The Doctor rested his chin on his hands. ‘If ever I get you and Ian back to your own time, perhaps you would take her with you? Yes, I can see she’d be happy with you.’
Barbara took his hands. ‘Of course we’d do anything you asked us,’ she told him. ‘But you must understand: Susan won’t ever leave you. Not voluntarily.’
‘No,’ said the Doctor, shaking his head. He looked broken. ‘I don’t believe she would.’
I don’t even know what to say here. That’s just a phenomenal scene there. One that I wish Hartnell and Hill had gotten to act. Or, heck, gotten to read.
It’s Jacqueline Hill, in all of this, that I really feel bad for. Her career started in 1953. She was over halfway to her death when she started on Doctor Who. And after Doctor Who, she basically retired, waiting thirteen years to take on her next acting role, instead raising children. From there she had a brief eight year career in which she made only a handful of appearances. She then retired again, and died of cancer in 1993 at the appallingly young age of 63. And reading what seems to be the one main interview with her on Doctor Who, I’m not sure she was, during her life, entirely aware of how brilliant she was as Barbara. Working on the show, she got grotesquely uneven material – as she points out in the aforementioned interview, she was often reduced to looking scared at the ends of corridors.
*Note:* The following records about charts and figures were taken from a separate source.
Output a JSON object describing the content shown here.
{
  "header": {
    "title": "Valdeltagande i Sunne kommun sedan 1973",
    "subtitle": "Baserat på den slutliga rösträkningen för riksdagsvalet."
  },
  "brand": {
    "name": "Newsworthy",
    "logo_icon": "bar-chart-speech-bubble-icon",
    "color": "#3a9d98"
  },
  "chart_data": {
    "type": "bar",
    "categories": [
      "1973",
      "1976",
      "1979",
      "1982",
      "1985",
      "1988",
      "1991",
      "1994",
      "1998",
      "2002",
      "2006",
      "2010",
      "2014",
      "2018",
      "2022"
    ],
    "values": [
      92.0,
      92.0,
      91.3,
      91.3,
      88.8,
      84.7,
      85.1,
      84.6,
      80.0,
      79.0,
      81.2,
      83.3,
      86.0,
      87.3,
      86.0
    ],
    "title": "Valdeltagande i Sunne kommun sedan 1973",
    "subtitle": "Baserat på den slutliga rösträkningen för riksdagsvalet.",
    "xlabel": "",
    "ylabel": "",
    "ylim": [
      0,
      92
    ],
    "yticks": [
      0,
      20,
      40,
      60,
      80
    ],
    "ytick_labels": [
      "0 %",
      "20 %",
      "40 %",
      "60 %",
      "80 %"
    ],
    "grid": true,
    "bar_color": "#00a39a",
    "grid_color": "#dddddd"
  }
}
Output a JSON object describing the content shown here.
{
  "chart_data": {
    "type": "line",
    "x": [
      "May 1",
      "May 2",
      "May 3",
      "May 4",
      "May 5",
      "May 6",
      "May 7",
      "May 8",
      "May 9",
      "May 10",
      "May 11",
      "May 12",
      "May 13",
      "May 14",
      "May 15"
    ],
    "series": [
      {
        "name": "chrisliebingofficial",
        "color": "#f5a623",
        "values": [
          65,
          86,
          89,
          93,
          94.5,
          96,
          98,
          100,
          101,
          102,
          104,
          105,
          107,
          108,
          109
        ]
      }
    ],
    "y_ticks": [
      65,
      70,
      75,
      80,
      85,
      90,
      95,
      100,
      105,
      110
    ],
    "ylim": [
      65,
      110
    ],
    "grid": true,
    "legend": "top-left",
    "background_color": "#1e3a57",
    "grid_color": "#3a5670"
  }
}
But unlike William Russell, she could sell fear and fascination as separate reactions. And more to the point, as I’ve said, when she is on screen with William Hartnell, the series just sings. Those are the scenes that really, firmly establish what the Doctor/Companion relationship is. But more to the point, Barbara is, as a character, uniquely capable of pushing the Doctor into emotionally uncomfortable moments. There really is no other character that the Doctor could have the scene quoted above with – nobody else in whom he would ever be able to confide that he needs to push Susan out of the TARDIS. Barbara, more than any other character, is the one that pushes the Doctor to become the Doctor. And all of that comes down to the fact that Hill and Hartnell are just jaw-dropping on screen together. Jacqueline Hill, to be frank, deserves as much credit as anyone on the planet for inventing Doctor Who. And I really hope she knew that.
occono
May 2, 2011 @ 5:48 pm
Wonderful post….
Elizabeth Sandifer
May 3, 2011 @ 12:40 pm
Why thank you!
foxbasealpha
September 14, 2011 @ 1:09 pm
This comment has been removed by the author.
Sub-Doctor Zed
January 12, 2012 @ 4:45 pm
I just finished this novel and loved reading your take on it. I look forward to exploring more of your insightful write-ups.
I'm wondering what you made of the line in this book about the rumours of 'machine men' or something similar in the Antarctic. It seems like an obvious reference to The Tenth Planet, but the author doesn't do anything with it, and it comes off as superfluous name-dropping of a sort.
Also- I missed it… what was the offhand reference to Rose?
(Thanks!)
Seeing_I
August 27, 2015 @ 7:04 am
I really loved this novel when it came out, and re-reading this review makes me want to pick it up again. Especially as Barbara is one of my all-time favorite companions.